Dafoe’s portrayal is understated, a good thing in that the mystery surrounding his presence is well sustained. We’re forced to spend a lot of time with David too; the unsettled domesticity that he’s intruding upon is punctuated by elongated scenes of him meticulously combing the rugged terrain. Here he persists in search of clues to the tiger’s existence, setting traps and wordlessly contemplating the wisdom of his endeavour.
Though it maintains a base level of interest throughout, there’s nothing especially riveting about The Hunter (2011). It fails badly at creating secondary characters of interest: O’Connor’s character feels like another variation on the psychologically scarred mother in Blessed (2009). Sam Neill fares worst however; his gruff old neighbour, guide and moral protector of Lucy and the kids, Jack Mindy, is almost embarrassingly clichéd and undernourished. There’s simply no meat on these bones and the best efforts of screenwriter Alice Addison can’t paper over the blatant inadequacies of Leigh’s scant story.

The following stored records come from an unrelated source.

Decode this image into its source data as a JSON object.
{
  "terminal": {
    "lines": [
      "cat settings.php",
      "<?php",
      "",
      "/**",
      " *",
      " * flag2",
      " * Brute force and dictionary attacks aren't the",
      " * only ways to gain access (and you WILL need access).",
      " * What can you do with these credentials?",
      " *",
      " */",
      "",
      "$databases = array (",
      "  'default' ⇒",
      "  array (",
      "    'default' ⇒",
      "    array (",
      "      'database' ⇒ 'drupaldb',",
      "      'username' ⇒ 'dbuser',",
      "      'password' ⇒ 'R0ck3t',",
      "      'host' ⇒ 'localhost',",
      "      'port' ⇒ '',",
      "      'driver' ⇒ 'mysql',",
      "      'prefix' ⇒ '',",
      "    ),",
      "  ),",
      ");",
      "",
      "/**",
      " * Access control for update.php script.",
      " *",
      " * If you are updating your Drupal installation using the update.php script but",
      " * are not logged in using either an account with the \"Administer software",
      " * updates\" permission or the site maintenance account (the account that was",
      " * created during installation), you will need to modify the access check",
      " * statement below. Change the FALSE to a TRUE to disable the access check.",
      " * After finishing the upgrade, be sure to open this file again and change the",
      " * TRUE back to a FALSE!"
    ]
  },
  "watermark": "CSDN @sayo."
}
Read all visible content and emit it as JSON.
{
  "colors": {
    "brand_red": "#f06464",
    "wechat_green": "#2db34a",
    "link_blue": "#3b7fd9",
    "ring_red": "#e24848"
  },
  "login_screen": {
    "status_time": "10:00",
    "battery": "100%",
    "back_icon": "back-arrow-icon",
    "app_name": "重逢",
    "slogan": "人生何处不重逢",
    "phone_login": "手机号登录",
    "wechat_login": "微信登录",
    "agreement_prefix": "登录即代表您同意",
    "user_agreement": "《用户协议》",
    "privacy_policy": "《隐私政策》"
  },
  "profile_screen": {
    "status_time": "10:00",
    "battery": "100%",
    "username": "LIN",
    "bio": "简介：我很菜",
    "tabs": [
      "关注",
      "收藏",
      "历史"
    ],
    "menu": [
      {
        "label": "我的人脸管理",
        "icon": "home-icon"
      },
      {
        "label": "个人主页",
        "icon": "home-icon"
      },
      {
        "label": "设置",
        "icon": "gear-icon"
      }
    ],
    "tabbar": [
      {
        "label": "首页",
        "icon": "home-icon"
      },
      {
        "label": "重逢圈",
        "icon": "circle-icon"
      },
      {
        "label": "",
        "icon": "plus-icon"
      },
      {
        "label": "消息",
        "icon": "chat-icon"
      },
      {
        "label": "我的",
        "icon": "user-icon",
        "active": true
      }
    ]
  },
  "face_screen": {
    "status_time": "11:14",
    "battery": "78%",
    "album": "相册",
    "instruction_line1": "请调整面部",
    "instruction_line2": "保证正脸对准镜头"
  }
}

A topical ecological angle is raised via the aggressive locals who make an enemy of David, intruding upon and violating their land under the guise of a university approved researcher. But the focus shifts before wading too deeply into contentious waters, leaving us with a story that ultimately feels skeletal. The emotional spike and tentative catharsis of the final scenes feel like a screenwriter desperately reaching for a broadly satisfactory resolution. But even these welcome, if slightly implausible, increases in emotional range can’t save what is a solid but dour, generally underwhelming film.
The Hunter is released in Australian cinemas on Thursday, October 6.